Meditate mindfully: Even if you only have time for brief bouts, meditation can enhance your memory according to Harvard Medical School studies. They showed that daily normal brain function was improved both during meditation and afterwards, with the benefits evident after eight weeks, even when participants had no prior experience with meditating. “Mindfulness meditation has been reported to enhance numerous mental abilities, including rapid memory recall,” Catherine Kerr of Harvard Medical School’s Martinos Center for Biomedical Imaging and the Osher Research Center told Psych Central. “Our discovery that mindfulness meditators more quickly adjusted the brain wave that screens out distraction could explain their superior ability to rapidly remember and incorporate new facts.”

Engage with video games: A 2017 study published in Behavioural Brain Research found that video gamers had “stronger activation clusters” in several interconnected areas of the brain that are “related to attentional processes. All these areas are connected with each other and represent critical nodes for semantic memory, visual imagery and cognitive control.”

“This scientific recommendation may make you laugh, especially if your parents told you to stop playing so many video games when you were younger,” noted Entrepreneur. “While you don’t want to spend hours and hours every day playing video games if you’re trying to run a company, it’s a good regular pastime to exercise your brain.”

Consume caffeine: Isn’t this convenient? According to Fast Company, one of the important brain activities involved in memory is consolidation. “Our brain sends signals in a particular pattern associated with the event we’re experiencing and creates connections between our neurons, called synapses,” FC explained. “If we didn’t do anything further, that memory would fall right out of our heads again. Consolidation is the process of committing it to long-term memory so we can recall it later.” There’s no current research that proves caffeine helps form memories, but a 2014 study published in Nature Neuroscience concluded “caffeine enhanced consolidation of long-term memories in humans.”

Eat berries: You can’t get more specific than memory information drawn from a study of nurses. According to Harvard researchers at Brigham and Women’s Hospital, who used nurses as their study subjects, a diet with lots of flavonoid-rich berries can stave off memory decline by 2.5 years. “Women who consumed two or more servings of strawberries and blueberries each week ,we saw a modest reduction in memory decline. This effect appears to be attainable with relatively simple dietary modifications,” Harvard researcher Elizabeth Devore told the Harvard Gazette.

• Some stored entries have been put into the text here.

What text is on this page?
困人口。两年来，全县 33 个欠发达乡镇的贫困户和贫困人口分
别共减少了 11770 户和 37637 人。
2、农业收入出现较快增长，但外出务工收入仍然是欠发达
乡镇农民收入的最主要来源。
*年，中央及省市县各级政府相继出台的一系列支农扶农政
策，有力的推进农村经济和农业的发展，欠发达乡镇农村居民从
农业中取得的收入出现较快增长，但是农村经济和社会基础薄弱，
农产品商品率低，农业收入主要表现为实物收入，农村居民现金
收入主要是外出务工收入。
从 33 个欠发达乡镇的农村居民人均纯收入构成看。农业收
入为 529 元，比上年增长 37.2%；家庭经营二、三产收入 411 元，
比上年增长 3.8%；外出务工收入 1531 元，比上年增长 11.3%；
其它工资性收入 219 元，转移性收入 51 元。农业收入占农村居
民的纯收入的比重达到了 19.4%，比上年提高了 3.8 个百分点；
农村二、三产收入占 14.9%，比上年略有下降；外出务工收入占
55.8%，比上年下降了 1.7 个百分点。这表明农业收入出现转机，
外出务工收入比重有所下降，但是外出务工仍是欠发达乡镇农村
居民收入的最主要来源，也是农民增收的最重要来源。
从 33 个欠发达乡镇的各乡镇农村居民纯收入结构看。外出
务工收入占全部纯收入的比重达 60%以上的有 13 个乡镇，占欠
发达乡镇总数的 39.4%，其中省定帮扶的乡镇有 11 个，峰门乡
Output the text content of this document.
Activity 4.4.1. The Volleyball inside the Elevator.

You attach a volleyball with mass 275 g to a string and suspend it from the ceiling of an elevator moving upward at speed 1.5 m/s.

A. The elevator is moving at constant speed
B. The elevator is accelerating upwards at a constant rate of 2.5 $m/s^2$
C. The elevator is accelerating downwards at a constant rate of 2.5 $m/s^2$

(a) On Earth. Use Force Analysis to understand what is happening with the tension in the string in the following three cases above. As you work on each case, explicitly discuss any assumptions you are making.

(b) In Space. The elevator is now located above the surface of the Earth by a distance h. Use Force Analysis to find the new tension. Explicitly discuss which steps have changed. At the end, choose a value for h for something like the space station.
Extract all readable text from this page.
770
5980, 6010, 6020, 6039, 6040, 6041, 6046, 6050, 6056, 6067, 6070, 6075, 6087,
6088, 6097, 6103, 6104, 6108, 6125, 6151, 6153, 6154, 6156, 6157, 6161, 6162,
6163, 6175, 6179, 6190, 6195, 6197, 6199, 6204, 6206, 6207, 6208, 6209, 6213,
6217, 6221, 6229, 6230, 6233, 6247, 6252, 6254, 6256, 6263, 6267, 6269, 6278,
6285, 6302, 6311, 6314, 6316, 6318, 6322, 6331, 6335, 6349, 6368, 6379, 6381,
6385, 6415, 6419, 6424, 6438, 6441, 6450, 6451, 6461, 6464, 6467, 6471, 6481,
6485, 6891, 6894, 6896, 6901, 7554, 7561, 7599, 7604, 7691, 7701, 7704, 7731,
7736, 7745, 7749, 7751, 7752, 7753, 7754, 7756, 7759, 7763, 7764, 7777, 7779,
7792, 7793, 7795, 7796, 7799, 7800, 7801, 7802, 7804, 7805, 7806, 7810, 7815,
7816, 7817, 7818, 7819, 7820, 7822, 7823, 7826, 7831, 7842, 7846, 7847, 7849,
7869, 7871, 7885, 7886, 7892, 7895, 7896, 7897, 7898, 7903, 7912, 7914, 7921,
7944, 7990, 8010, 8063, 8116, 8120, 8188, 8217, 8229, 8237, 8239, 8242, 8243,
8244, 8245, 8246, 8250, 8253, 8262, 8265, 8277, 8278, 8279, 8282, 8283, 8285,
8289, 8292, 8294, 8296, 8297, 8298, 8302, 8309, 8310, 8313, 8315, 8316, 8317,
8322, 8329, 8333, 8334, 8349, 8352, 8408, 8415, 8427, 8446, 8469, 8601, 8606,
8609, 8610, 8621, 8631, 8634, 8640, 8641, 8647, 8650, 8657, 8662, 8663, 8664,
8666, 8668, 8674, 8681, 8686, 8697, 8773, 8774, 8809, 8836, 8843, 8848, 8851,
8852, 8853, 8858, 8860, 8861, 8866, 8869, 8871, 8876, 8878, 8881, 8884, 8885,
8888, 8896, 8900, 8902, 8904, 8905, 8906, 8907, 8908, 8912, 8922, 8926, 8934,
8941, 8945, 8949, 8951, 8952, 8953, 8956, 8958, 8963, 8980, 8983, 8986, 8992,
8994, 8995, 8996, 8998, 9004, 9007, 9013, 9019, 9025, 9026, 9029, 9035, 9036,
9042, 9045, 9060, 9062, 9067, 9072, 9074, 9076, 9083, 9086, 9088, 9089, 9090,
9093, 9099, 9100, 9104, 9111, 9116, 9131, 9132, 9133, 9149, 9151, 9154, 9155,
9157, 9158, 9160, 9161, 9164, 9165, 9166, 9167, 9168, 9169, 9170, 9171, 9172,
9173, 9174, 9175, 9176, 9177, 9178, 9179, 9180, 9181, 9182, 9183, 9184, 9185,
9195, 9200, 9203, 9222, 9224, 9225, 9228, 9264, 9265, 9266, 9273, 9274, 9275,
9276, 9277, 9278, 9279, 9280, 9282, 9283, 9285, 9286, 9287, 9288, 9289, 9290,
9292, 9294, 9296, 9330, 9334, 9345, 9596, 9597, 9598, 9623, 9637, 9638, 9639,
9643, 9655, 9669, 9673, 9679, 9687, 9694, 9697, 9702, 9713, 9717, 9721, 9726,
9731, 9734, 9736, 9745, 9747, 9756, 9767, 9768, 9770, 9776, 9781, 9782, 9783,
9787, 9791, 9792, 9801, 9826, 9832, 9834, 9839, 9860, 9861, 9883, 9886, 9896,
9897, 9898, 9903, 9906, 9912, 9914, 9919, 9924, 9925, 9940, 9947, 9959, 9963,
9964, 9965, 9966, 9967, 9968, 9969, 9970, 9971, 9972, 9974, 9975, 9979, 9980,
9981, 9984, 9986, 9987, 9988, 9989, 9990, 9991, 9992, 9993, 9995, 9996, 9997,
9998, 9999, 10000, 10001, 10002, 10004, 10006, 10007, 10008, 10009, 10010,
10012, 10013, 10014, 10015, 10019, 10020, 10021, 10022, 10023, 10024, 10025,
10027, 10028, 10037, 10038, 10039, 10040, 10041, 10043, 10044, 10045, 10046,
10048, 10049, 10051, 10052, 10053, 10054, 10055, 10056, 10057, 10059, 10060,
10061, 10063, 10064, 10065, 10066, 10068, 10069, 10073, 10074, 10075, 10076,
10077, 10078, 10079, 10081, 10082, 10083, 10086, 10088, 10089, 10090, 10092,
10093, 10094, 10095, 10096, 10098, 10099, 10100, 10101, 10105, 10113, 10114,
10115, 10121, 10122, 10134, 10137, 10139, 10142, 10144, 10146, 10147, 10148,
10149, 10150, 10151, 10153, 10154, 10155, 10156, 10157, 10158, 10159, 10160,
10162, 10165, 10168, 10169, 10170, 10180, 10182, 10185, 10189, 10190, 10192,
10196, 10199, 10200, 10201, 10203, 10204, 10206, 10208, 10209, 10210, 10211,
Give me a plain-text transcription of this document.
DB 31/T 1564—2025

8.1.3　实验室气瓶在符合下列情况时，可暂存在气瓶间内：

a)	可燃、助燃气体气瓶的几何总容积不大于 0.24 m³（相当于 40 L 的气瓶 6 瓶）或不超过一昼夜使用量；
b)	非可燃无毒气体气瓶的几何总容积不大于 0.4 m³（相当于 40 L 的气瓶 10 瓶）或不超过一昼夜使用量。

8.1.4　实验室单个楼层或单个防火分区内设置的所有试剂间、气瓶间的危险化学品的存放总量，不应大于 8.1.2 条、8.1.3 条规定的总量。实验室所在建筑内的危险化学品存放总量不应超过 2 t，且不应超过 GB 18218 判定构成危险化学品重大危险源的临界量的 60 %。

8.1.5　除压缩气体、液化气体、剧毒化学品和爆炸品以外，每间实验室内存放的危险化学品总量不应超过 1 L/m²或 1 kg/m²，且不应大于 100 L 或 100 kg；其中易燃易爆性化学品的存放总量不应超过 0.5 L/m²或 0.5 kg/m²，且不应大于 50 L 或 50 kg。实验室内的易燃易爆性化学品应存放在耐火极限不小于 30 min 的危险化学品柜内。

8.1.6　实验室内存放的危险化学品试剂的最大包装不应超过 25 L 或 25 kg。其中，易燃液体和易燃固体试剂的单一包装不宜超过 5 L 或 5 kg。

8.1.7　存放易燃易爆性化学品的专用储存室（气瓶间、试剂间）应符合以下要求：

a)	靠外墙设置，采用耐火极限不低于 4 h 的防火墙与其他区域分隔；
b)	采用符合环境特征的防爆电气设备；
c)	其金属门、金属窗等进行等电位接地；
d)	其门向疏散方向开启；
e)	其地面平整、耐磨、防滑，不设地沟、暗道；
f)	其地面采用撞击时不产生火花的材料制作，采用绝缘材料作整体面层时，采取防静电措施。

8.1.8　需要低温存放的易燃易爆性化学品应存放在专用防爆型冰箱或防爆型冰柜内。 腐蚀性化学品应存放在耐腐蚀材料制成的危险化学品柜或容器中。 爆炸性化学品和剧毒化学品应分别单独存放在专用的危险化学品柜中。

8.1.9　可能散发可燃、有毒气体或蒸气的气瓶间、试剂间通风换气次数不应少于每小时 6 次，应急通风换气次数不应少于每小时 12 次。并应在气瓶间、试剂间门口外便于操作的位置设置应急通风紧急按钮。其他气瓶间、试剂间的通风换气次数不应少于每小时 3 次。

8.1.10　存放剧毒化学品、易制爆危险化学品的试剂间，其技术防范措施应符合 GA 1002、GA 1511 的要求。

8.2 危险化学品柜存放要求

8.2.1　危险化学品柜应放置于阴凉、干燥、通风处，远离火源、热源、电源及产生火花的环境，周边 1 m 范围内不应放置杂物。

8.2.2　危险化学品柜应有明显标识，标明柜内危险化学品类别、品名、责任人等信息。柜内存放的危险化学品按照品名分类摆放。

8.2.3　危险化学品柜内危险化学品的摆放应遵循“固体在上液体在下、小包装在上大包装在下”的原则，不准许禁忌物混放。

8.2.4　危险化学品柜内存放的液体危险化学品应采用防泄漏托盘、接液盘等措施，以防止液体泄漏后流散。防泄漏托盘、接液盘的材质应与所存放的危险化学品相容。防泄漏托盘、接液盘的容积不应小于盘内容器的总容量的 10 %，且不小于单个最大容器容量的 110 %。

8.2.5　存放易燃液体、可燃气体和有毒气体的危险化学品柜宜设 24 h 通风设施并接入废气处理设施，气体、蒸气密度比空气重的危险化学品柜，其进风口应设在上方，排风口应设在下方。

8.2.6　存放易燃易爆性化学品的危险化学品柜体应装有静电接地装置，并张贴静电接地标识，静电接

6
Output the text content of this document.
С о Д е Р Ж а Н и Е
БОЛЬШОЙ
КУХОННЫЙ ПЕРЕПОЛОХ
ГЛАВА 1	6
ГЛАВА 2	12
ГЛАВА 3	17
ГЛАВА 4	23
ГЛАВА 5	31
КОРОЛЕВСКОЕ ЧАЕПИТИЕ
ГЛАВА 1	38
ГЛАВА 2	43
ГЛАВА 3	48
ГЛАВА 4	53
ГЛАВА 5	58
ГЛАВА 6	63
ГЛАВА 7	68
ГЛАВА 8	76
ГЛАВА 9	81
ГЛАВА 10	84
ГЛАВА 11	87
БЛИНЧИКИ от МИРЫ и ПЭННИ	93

Try 30 minutes of “acute” exercise: This may seem unfair, but the best memory boost occurs with “acute” exercise, not just the everyday activity nurses experience at work. According to a 2018 study published in the Journal of the International Neuropsychological Society, “acute exercise was associated with significantly greater semantic memory activation in the middle frontal, inferior temporal, middle temporal, and fusiform gyri... Greater brain activation following a single session of exercise suggests that exercise may increase neural processes underlying semantic memory activation in healthy older adults.”

To these scientific findings, Milsap would add one other memory enhancer based on personal experience. Instead of trying to remember every single step when the pace gets stressful, make it a point to remember to use your facility’s checklist. “Hospitals have really made an effort to put those checklists in place,” she said. “If you can make it a habit to go through the list, you can prompt your memory even at the most distracting times.”